In local morning trade, NZGBs are 1bp richer, and little has changed since the release of the Q1 Employment Report.
- NZ’s jobless rate unexpectedly held steady in the first quarter as fewer people sought work in a sluggish economy. While employment rose 0.1% q/q as expected, the unemployment rate was lower than consensus, holding steady at 5.1%. Private wages slowed to 0.4% q/q, which was less than forecast.
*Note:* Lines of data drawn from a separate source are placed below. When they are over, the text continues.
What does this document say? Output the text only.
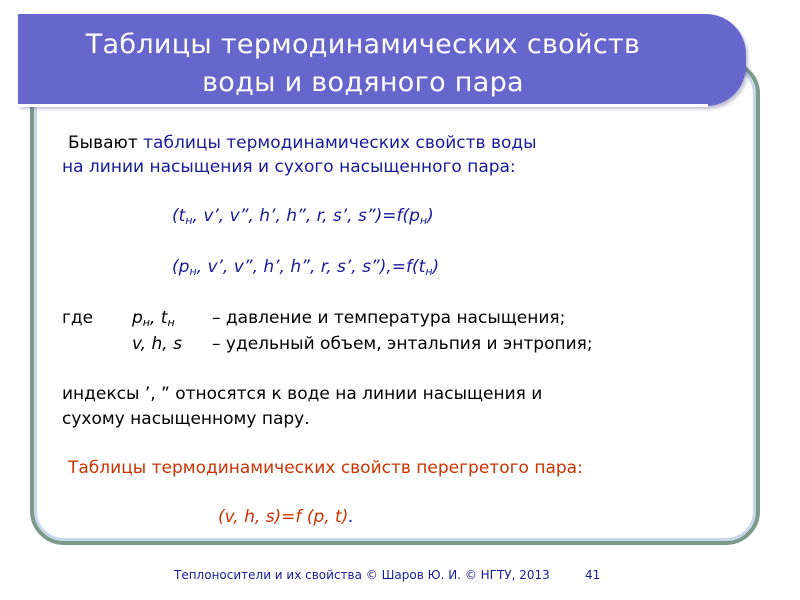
Таблицы термодинамических свойств
воды и водяного пара
Бывают таблицы термодинамических свойств воды
на линии насыщения и сухого насыщенного пара:
(tн, v’, v”, h’, h”, r, s’, s”)=f(pн)
(pн, v’, v”, h’, h”, r, s’, s”),=f(tн)
где pн, tн – давление и температура насыщения;
v, h, s – удельный объем, энтальпия и энтропия;
индексы ’, ” относятся к воде на линии насыщения и
сухому насыщенному пару.
Таблицы термодинамических свойств перегретого пара:
(v, h, s)=f (p, t).
Теплоносители и их свойства © Шаров Ю. И. © НГТУ, 2013	41
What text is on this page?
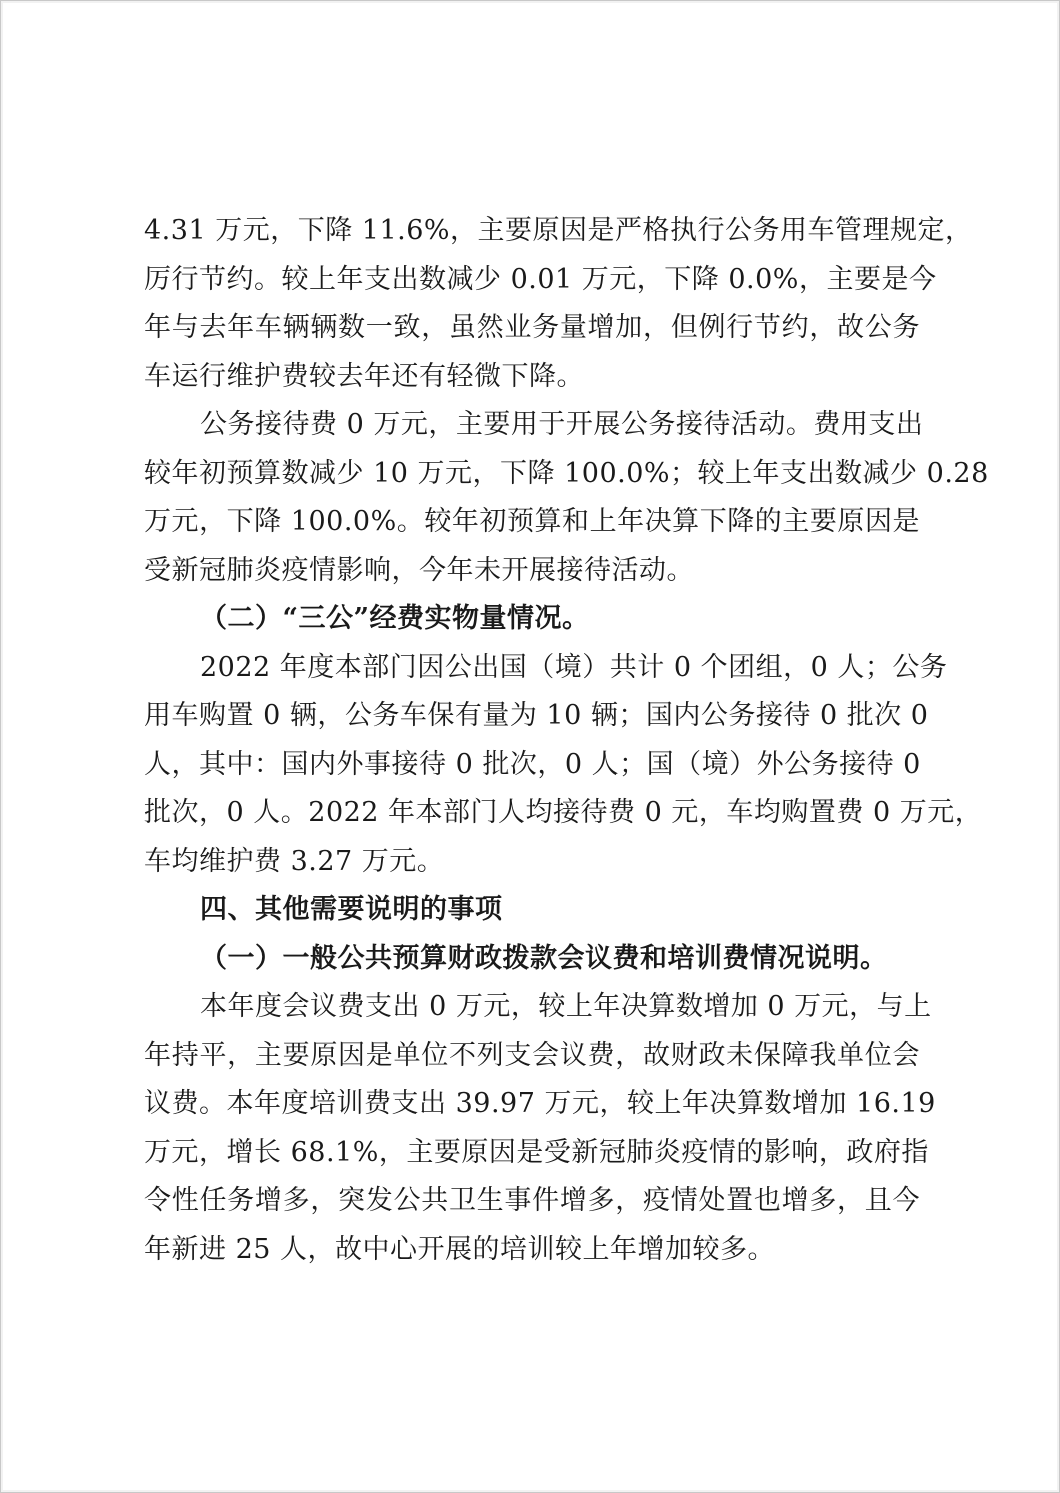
4.31 万元，下降 11.6%，主要原因是严格执行公务用车管理规定，
厉行节约。较上年支出数减少 0.01 万元，下降 0.0%，主要是今
年与去年车辆辆数一致，虽然业务量增加，但例行节约，故公务
车运行维护费较去年还有轻微下降。
公务接待费 0 万元，主要用于开展公务接待活动。费用支出
较年初预算数减少 10 万元，下降 100.0%；较上年支出数减少 0.28
万元，下降 100.0%。较年初预算和上年决算下降的主要原因是
受新冠肺炎疫情影响，今年未开展接待活动。
（二）“三公”经费实物量情况。
2022 年度本部门因公出国（境）共计 0 个团组，0 人；公务
用车购置 0 辆，公务车保有量为 10 辆；国内公务接待 0 批次 0
人，其中：国内外事接待 0 批次，0 人；国（境）外公务接待 0
批次，0 人。2022 年本部门人均接待费 0 元，车均购置费 0 万元，
车均维护费 3.27 万元。
四、其他需要说明的事项
（一）一般公共预算财政拨款会议费和培训费情况说明。
本年度会议费支出 0 万元，较上年决算数增加 0 万元，与上
年持平，主要原因是单位不列支会议费，故财政未保障我单位会
议费。本年度培训费支出 39.97 万元，较上年决算数增加 16.19
万元，增长 68.1%，主要原因是受新冠肺炎疫情的影响，政府指
令性任务增多，突发公共卫生事件增多，疫情处置也增多，且今
年新进 25 人，故中心开展的培训较上年增加较多。
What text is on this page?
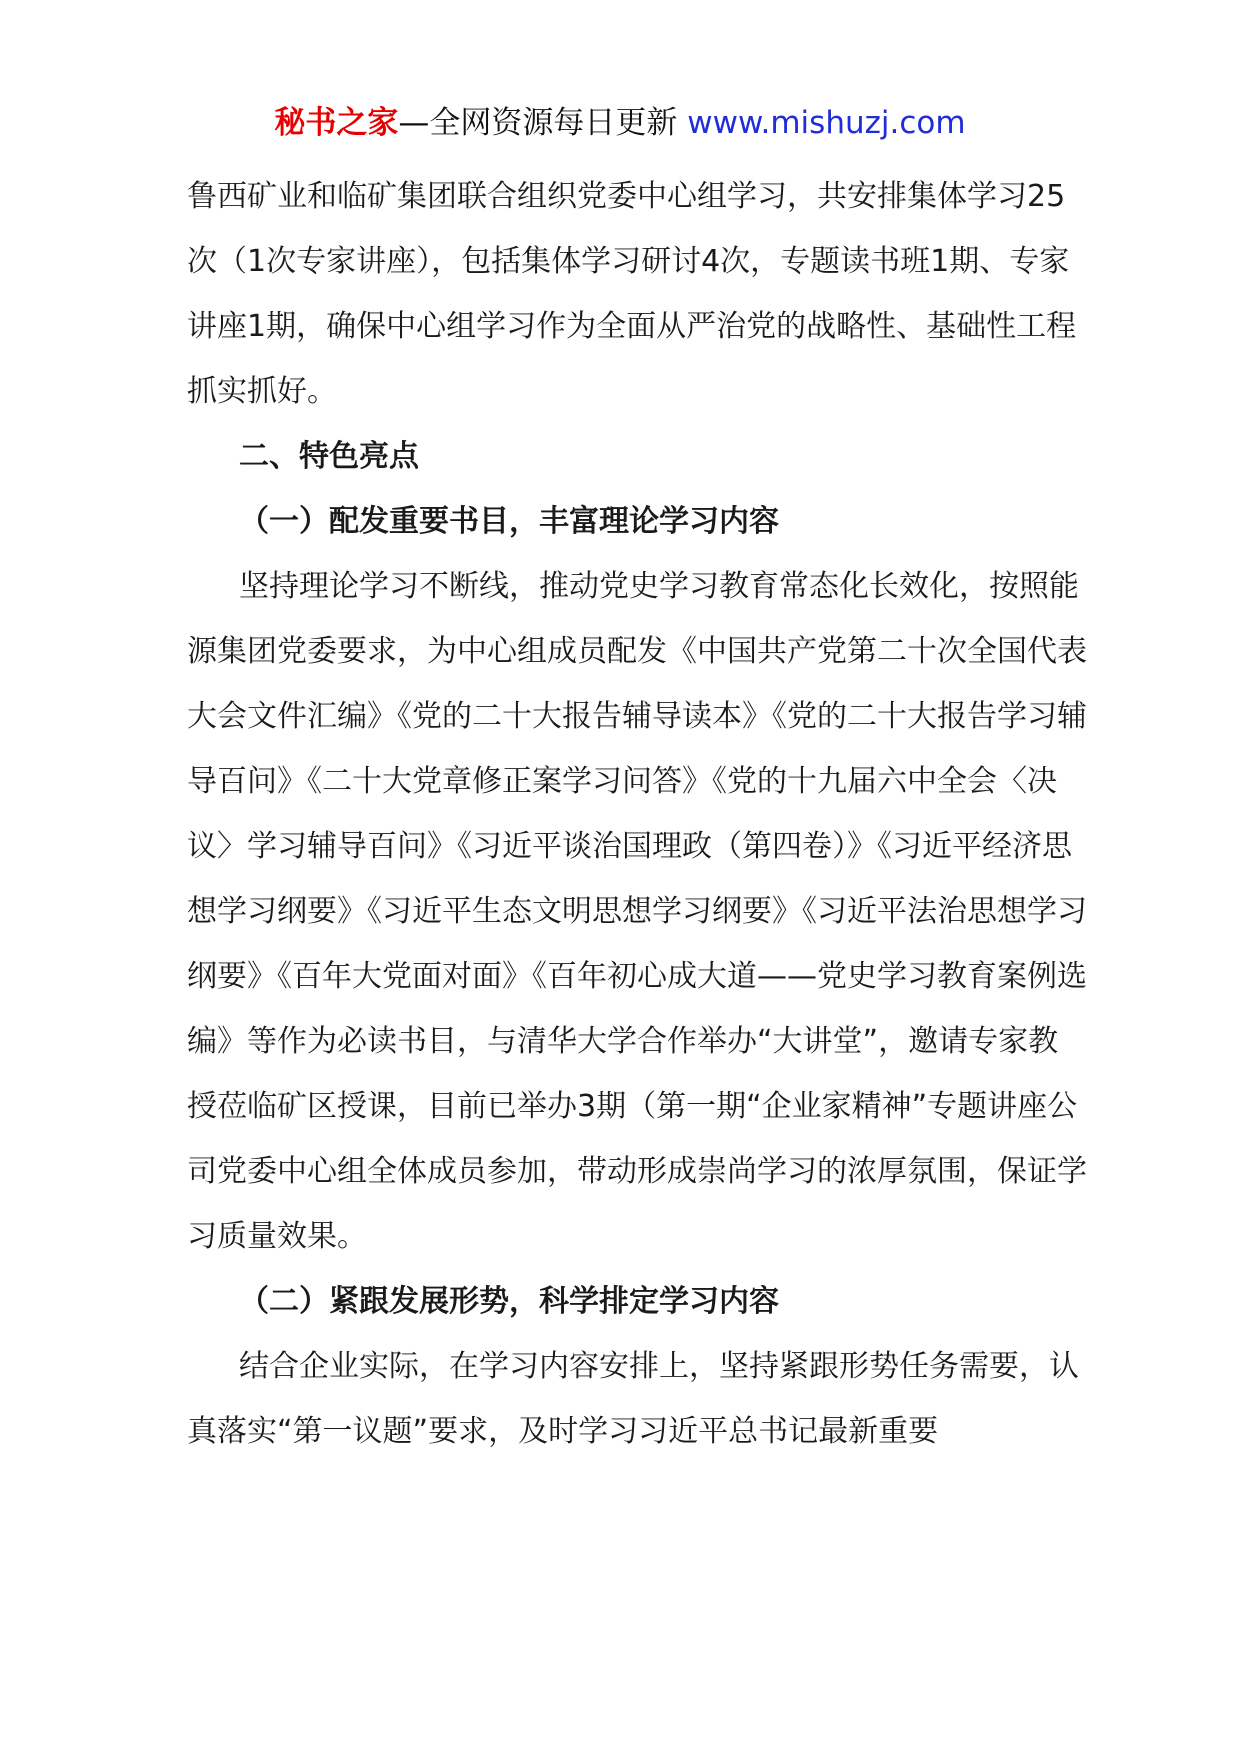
秘书之家—全网资源每日更新 www.mishuzj.com

鲁西矿业和临矿集团联合组织党委中心组学习，共安排集体学习25次（1次专家讲座），包括集体学习研讨4次，专题读书班1期、专家讲座1期，确保中心组学习作为全面从严治党的战略性、基础性工程抓实抓好。

二、特色亮点

（一）配发重要书目，丰富理论学习内容

坚持理论学习不断线，推动党史学习教育常态化长效化，按照能源集团党委要求，为中心组成员配发《中国共产党第二十次全国代表大会文件汇编》《党的二十大报告辅导读本》《党的二十大报告学习辅导百问》《二十大党章修正案学习问答》《党的十九届六中全会〈决议〉学习辅导百问》《习近平谈治国理政（第四卷）》《习近平经济思想学习纲要》《习近平生态文明思想学习纲要》《习近平法治思想学习纲要》《百年大党面对面》《百年初心成大道——党史学习教育案例选编》等作为必读书目，与清华大学合作举办“大讲堂”，邀请专家教授莅临矿区授课，目前已举办3期（第一期“企业家精神”专题讲座公司党委中心组全体成员参加，带动形成崇尚学习的浓厚氛围，保证学习质量效果。

（二）紧跟发展形势，科学排定学习内容

结合企业实际，在学习内容安排上，坚持紧跟形势任务需要，认真落实“第一议题”要求，及时学习习近平总书记最新重要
The participation rate fell 0.1pp to 70.8%.
- US tsys ended mostly richer overnight, reacting to a strong 10-Year note auction. The move was generally across the board.
- Final March trade data confirmed a new record (nominal) deficit and the largest on a relative basis since 2005/06 in the imbalances ahead of the Great Financial Crisis. However, pharmaceutical tariff front-running and continued heavy imports of gold are greatly clouding the interpretation of underlying trends.
- Swap rates are 2-3bps higher, with implied swap spreads wider.
- RBNZ dated OIS pricing is little changed across meetings. 26bps of easing is priced for May, with a cumulative 76bps by November 2025.
- On Thursday, the NZ Treasury plans to sell NZ$225mn of the 3.00% Apr-29 bond, NZ$175mn of the 4.25% May-36 bond and NZ$50mn of the 2.75% May-51 bond.